Un impôt de 240 millions pour Electrabel

Vendredi 3 octobre 2008, le Conseil des Ministres belge a approuvé un avant-projet de loi qui impose aux exploitants nucléaires belges une contribution de 250 millions d’euros au budget de l’Etat 2008.

Sur proposition de M. Paul Magnette, ministre du Climat et de l’Energie, le Conseil des ministres a approuvé un avant-projet de loi procédant au prélèvement d’une contribution de 250 millions d’euros à charge des exploitants nucléaires. Ce montant devrait servir au financement d’un fonds pour soutenir les investissements dans les énergies renouvelables et les économies d’énergie. Pour les Verts, cette contribution est directement liée au prolongement de l’exploitation des centrales nucléaires.

A cette fin, la loi relative aux provisions constituées pour le démantèlement des centrales nucléaires et pour la gestion des matières fissiles irradiées dans ces centrales est modifiée (loi du 11 avril 2003). Cet avant-projet charge la société de provisionnement nucléaire (Synatom) de verser 250 millions d’euros à l’Etat fédéral en provenance du fonds constitué pour le démantèlement des centrales nucléaires.

Les exploitants nucléaires devront rembourser ce montant à la société de provisionnement nucléaire au prorata de leur quote-part dans la production d’électricité par fission nucléaire. Concrétement, Electrabel devrait y contribuer à hauteur de 240 millions, et SPE 10 millions.

Selon GDF Suez, premier concerné, cet impôt "exceptionnel" représente à lui seul "plus de 2% de la totalité de l’impôt payé par l’ensemble des entreprises en Belgique"

Pour le groupe, cette décision va à l’encontre des accords conclus en 2006, qui prévoyaient une "concertation structurée et (…) un cadre légal, réglementaire et régulatoire stable, favorable à de nouveaux investissements du groupe en Belgique."

L’avant-projet détermine que cette contribution obligatoire ne peut être répercutée sur le consommateur final.

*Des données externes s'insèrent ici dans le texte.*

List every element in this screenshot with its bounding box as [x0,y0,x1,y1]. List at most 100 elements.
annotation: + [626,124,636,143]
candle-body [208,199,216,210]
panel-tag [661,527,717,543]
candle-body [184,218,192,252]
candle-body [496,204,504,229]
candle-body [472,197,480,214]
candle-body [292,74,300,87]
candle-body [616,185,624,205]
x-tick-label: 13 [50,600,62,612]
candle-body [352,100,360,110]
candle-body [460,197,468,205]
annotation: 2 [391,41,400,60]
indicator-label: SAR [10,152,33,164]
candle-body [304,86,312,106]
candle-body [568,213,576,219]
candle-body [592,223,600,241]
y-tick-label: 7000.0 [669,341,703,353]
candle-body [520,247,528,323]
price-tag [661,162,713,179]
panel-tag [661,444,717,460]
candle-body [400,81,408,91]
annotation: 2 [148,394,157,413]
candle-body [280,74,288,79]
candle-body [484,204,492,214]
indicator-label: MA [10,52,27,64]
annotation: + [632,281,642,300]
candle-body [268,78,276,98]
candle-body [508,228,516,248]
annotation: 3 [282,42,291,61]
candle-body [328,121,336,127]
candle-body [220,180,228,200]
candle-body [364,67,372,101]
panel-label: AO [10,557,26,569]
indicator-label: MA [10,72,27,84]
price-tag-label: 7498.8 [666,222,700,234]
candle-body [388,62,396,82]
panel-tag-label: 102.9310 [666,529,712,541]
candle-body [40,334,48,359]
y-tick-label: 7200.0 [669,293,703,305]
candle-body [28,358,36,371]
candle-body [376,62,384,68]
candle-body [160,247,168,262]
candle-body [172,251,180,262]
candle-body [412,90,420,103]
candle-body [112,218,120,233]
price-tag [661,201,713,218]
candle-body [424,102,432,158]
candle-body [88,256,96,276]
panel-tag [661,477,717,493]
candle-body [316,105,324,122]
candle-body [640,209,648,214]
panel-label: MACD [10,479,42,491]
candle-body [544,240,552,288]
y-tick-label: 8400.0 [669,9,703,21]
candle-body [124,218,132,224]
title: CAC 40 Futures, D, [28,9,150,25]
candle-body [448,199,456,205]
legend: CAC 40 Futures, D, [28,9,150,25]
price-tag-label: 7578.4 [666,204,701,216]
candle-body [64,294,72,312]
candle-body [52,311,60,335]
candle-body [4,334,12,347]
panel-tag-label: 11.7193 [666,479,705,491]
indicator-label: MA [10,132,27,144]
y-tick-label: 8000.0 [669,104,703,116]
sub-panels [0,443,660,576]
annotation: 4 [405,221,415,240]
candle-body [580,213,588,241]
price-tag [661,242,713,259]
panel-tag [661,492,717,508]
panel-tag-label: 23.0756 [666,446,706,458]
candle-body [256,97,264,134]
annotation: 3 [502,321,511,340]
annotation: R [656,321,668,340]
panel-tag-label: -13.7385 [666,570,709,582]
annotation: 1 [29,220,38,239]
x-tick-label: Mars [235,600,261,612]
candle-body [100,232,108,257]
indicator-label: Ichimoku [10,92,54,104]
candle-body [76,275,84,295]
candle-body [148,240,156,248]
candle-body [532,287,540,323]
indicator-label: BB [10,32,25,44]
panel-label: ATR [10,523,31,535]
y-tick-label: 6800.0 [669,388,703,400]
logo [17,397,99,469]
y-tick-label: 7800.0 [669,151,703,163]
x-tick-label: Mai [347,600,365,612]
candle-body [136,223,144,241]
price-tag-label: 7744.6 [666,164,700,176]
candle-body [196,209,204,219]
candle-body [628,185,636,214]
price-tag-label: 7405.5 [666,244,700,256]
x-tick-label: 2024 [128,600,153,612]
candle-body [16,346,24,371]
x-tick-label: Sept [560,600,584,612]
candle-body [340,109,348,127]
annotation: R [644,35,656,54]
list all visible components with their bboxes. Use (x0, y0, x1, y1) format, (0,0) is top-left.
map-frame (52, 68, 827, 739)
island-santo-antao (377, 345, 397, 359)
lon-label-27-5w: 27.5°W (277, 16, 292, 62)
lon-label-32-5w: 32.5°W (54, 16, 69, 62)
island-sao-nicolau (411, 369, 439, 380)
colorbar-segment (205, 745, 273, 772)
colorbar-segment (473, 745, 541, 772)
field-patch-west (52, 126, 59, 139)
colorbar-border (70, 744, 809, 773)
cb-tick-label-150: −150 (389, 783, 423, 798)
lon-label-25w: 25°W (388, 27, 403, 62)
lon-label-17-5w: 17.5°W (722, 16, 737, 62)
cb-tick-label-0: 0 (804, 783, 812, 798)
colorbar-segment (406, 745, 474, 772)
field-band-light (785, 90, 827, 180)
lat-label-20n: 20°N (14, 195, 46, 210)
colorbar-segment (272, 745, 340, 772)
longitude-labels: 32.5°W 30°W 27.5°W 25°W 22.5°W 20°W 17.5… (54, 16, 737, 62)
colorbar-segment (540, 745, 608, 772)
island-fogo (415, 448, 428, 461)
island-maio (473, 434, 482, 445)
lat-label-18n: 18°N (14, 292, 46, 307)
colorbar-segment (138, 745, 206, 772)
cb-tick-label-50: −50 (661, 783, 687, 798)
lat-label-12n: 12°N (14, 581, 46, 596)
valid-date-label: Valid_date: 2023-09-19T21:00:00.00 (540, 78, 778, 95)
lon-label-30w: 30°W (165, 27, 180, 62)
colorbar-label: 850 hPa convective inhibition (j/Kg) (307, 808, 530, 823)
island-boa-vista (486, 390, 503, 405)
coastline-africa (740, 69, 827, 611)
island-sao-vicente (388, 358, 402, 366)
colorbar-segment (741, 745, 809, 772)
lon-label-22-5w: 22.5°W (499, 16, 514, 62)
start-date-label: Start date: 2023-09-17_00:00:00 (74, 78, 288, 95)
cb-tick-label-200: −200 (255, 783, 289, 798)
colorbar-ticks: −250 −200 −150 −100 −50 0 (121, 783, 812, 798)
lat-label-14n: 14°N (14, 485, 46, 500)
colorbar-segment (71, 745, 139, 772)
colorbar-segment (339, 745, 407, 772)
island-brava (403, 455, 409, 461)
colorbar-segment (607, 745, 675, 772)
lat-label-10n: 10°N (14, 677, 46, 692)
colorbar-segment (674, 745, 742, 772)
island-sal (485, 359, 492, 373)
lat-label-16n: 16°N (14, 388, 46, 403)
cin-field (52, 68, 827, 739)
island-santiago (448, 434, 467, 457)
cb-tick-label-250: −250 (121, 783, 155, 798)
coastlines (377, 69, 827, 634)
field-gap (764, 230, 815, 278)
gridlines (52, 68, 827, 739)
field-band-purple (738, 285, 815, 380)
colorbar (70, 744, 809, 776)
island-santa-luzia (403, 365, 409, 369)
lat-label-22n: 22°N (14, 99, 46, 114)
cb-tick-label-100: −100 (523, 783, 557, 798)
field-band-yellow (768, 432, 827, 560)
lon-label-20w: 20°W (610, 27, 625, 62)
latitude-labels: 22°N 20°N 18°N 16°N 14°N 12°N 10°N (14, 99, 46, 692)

A cette fin, il renforce les compétences de la CREG en matière de contrôle, afin qu’elle puisse dépister les infractions au monitoring des activités libéralisées dans le secteur de l’électricité et du gaz naturel. Le  régulateur CREG pourra disposer, à l’avenir, d’un corps d’officiers de police judiciaire. La CREG note que cette disposition lui garantira l’accès aux informations des entreprises du secteur de l’électricité et du gaz pour vérifier, notamment, qu’elles ne répercutent pas le coût de la contribution précitée sur la facture des consommateurs.

En juin 2008, la CREG s’était déjà vu confier de nouvelles compétences en matière de monitoring du marché de l’électricité et du gaz, dans le but de veiller aux intérêts essentiels du consommateur et à l’intérêt général.